Lisbon, Nov. 27, 2025 (Lusa) - The Portuguese prime minister has argued that there should be "a fair balance" between environmental values and the sustainability needs of the agricultural sector, considering it incomprehensible and even masochistic to propose the opposite.
Luís Montenegro closed the Congress commemorating the 50th year of the Confederation of Portuguese Farmers (CAP) on Wednesday, which took place at the Pavilhão de Portugal in Lisbon, where he praised the spirit of this organisation.
"There is one thing that is true and I recognise it, the spirit is always positive and always forthright, and when the spirit is positive and forthright there is loyalty and a purpose to achieve results," he said, after meeting on Wednesday afternoon with another social partner, the UGT trade union, at the PM's official residence in São Bento.

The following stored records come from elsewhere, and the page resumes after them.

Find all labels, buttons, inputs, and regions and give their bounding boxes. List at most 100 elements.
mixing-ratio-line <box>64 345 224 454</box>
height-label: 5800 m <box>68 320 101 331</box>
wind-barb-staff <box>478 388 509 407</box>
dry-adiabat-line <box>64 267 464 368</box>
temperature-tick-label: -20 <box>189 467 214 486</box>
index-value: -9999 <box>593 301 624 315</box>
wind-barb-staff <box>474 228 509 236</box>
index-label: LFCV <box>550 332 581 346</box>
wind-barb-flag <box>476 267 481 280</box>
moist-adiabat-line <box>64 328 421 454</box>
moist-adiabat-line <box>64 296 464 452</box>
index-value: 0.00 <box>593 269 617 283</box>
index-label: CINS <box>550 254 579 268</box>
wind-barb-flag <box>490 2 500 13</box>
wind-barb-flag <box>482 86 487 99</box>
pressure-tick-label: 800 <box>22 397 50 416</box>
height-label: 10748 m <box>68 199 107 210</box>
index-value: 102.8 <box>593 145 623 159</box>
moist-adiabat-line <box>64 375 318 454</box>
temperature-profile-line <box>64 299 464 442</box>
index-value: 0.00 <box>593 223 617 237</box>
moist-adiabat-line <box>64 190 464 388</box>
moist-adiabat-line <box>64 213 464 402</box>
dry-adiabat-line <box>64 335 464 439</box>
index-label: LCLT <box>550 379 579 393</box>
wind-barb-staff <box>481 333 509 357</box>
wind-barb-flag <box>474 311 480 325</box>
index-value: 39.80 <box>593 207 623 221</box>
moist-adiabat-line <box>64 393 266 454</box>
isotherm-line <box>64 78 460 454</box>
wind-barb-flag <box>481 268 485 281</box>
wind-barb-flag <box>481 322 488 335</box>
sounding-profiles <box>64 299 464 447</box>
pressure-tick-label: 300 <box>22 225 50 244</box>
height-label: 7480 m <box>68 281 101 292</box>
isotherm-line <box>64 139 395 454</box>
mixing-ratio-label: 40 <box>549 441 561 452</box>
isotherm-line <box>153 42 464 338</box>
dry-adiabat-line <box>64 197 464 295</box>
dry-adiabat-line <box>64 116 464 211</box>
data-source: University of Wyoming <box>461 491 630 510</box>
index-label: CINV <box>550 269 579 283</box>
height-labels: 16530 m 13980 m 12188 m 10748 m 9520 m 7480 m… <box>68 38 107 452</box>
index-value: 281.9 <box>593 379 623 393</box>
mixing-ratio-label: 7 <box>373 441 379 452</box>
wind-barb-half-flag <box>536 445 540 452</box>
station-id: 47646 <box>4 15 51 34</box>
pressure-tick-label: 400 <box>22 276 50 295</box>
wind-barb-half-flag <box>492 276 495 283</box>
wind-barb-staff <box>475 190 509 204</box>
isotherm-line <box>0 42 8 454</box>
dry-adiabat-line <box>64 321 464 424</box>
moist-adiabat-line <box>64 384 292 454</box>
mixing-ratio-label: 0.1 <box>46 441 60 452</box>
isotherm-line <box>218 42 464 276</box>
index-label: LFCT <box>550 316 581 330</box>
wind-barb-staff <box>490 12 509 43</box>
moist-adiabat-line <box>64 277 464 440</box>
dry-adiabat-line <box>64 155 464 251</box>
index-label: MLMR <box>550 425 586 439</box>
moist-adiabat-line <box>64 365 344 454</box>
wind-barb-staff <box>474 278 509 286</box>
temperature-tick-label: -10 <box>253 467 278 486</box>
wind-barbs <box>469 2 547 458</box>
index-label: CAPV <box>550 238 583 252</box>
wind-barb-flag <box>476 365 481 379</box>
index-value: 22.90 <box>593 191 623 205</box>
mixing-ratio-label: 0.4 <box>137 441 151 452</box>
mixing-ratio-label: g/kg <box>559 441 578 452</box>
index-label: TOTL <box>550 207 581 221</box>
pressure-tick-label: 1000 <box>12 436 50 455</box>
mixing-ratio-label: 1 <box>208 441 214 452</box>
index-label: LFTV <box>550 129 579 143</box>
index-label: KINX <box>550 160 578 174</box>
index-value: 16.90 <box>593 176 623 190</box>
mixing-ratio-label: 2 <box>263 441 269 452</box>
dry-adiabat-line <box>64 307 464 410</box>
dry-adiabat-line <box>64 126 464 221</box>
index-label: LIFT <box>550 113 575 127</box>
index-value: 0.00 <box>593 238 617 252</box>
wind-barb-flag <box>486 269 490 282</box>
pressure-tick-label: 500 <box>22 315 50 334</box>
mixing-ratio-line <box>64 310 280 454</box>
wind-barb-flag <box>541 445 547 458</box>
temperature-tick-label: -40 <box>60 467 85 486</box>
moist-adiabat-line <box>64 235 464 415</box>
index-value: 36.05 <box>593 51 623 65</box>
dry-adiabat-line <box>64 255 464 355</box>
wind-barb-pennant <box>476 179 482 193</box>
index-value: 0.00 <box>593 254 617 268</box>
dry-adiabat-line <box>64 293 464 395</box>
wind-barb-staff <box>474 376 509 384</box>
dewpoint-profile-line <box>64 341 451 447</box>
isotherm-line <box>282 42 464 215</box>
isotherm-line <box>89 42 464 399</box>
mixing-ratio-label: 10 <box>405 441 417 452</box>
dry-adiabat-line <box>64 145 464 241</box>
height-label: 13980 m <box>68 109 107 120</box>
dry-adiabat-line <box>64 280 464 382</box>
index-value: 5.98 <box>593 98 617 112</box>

It was also from this perspective of conciliation that Montenegro framed the presence of the Minister of Agriculture, José Manuel Fernandes, and the Minister for the Environment and Energy, Maria Graça Carvalho, together in the front row.

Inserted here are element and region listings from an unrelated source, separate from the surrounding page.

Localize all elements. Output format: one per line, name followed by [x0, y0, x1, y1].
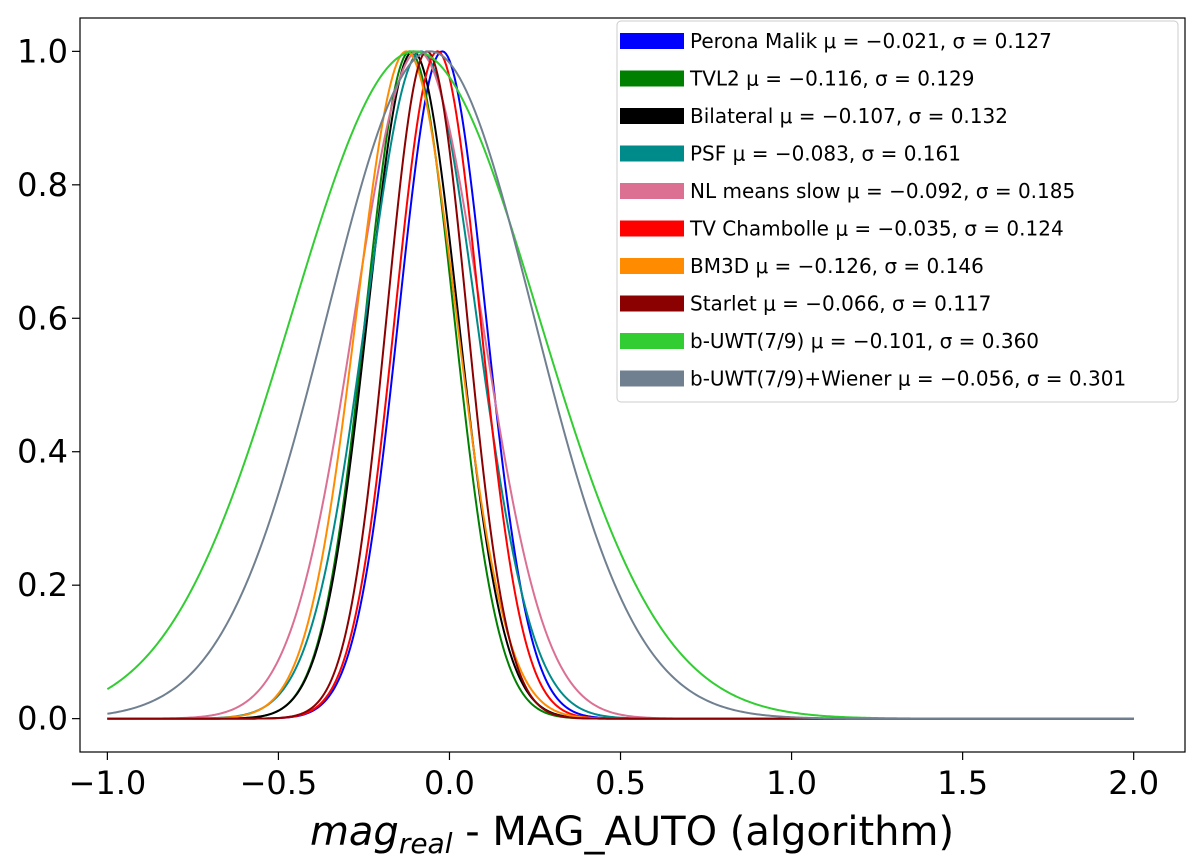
x-axis-title: magreal - MAG_AUTO (algorithm): [310, 809, 954, 860]
y-tick-label: 1.0: [17, 32, 68, 70]
legend-swatch-2: [620, 108, 684, 124]
legend-swatch-4: [620, 183, 684, 199]
legend-swatch-0: [620, 33, 684, 49]
x-tick-label: 0.0: [424, 764, 475, 802]
legend-swatch-1: [620, 70, 684, 87]
legend-box: [616, 20, 1179, 403]
x-axis-title-rest: - MAG_AUTO (algorithm): [453, 809, 955, 855]
legend-label-8: b-UWT(7/9) μ = −0.101, σ = 0.360: [690, 329, 1039, 353]
x-tick-label: −0.5: [240, 764, 318, 802]
ticks-layer: −1.0 −0.5 0.0 0.5 1.0 1.5 2.0 0.0 0.2 0.4 0.6 0.8 1.…: [17, 32, 1159, 802]
legend-label-7: Starlet μ = −0.066, σ = 0.117: [690, 292, 991, 316]
legend-swatch-3: [620, 145, 684, 162]
legend: Perona Malik μ = −0.021, σ = 0.127 TVL2 μ…: [616, 20, 1179, 403]
legend-swatch-6: [620, 258, 684, 274]
legend-label-9: b-UWT(7/9)+Wiener μ = −0.056, σ = 0.301: [690, 367, 1126, 391]
legend-swatch-5: [620, 220, 684, 237]
x-tick-label: 0.5: [595, 764, 646, 802]
legend-label-5: TV Chambolle μ = −0.035, σ = 0.124: [689, 217, 1064, 241]
y-tick-label: 0.8: [17, 166, 68, 204]
legend-swatch-7: [620, 295, 684, 312]
x-tick-label: 1.0: [766, 764, 817, 802]
x-tick-label: 1.5: [937, 764, 988, 802]
x-tick-label: 2.0: [1108, 764, 1159, 802]
legend-label-3: PSF μ = −0.083, σ = 0.161: [690, 142, 961, 166]
series-line-9: [107, 50, 1134, 720]
y-tick-label: 0.4: [17, 433, 68, 471]
series-layer: [106, 50, 1134, 720]
legend-label-4: NL means slow μ = −0.092, σ = 0.185: [690, 179, 1075, 203]
y-tick-label: 0.2: [17, 566, 68, 604]
x-axis-title-math: mag: [310, 809, 399, 855]
y-tick-label: 0.6: [17, 299, 68, 337]
legend-label-2: Bilateral μ = −0.107, σ = 0.132: [690, 104, 1008, 128]
y-tick-label: 0.0: [17, 700, 68, 738]
legend-label-1: TVL2 μ = −0.116, σ = 0.129: [689, 67, 974, 91]
legend-swatch-9: [620, 370, 684, 387]
legend-label-0: Perona Malik μ = −0.021, σ = 0.127: [690, 29, 1052, 53]
plot-frame: [79, 17, 1186, 753]
legend-swatch-8: [620, 333, 684, 349]
x-axis-title-subscript: real: [399, 827, 453, 860]
legend-label-6: BM3D μ = −0.126, σ = 0.146: [690, 254, 984, 278]
x-tick-label: −1.0: [69, 764, 147, 802]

"The government's guiding principle is the belief that agriculture is fundamental to the country's economic strategy," he argued.
The Prime Minister regretted that, for some years, "concepts" had been generated at national and European level that there should be such "imposition of environmental and health rules" that the activities of agricultural and livestock producers were "unsustainable".
"And they still had to impose on themselves and their people the consumption of products that others placed on their own markets, not complying with the rules they imposed on themselves," he criticised, receiving applause from the audience.
For the Prime Minister, this perspective was "absolutely incomprehensible, such is the masochism it entails".
"We have always maintained, for Portugal and for Europe, that the right balance between the principles of environmental sustainability, the principles of a successful energy transition, and the principles of health regulations, can be reconciled with the various policies," he said.
For Montenegro, the Ministry for the Environment and Energy "must reconcile with the Ministry of Agriculture and must, as it is doing in Portugal, build consensual or agreed solutions between the two".
"Often they start from some tension, some divergence, but they have an obligation to reach common ground, they also have an obligation to reach agreement, a result that can have an impact on greater productive capacity and the protection of what belongs to everyone," he stressed.
Without responding directly to the warnings issued the day before by the country's president about the "legal and administrative obstacles" that make the arrival of Recovery and Resilience Programme funds to the final beneficiaries "too slow", Montenegro conceeded that "not everything always runs as quickly" as the Government would like.
"We are currently at a critical moment in defining the next multiannual financial framework, which overlaps greatly with the expectations of Portuguese agriculture. In the near future, we will need to further strengthen our dialogue so that we can arrive at final solutions that do not harm Portuguese agriculture, do not harm European agriculture as a whole, but Portuguese agriculture in particular," he said.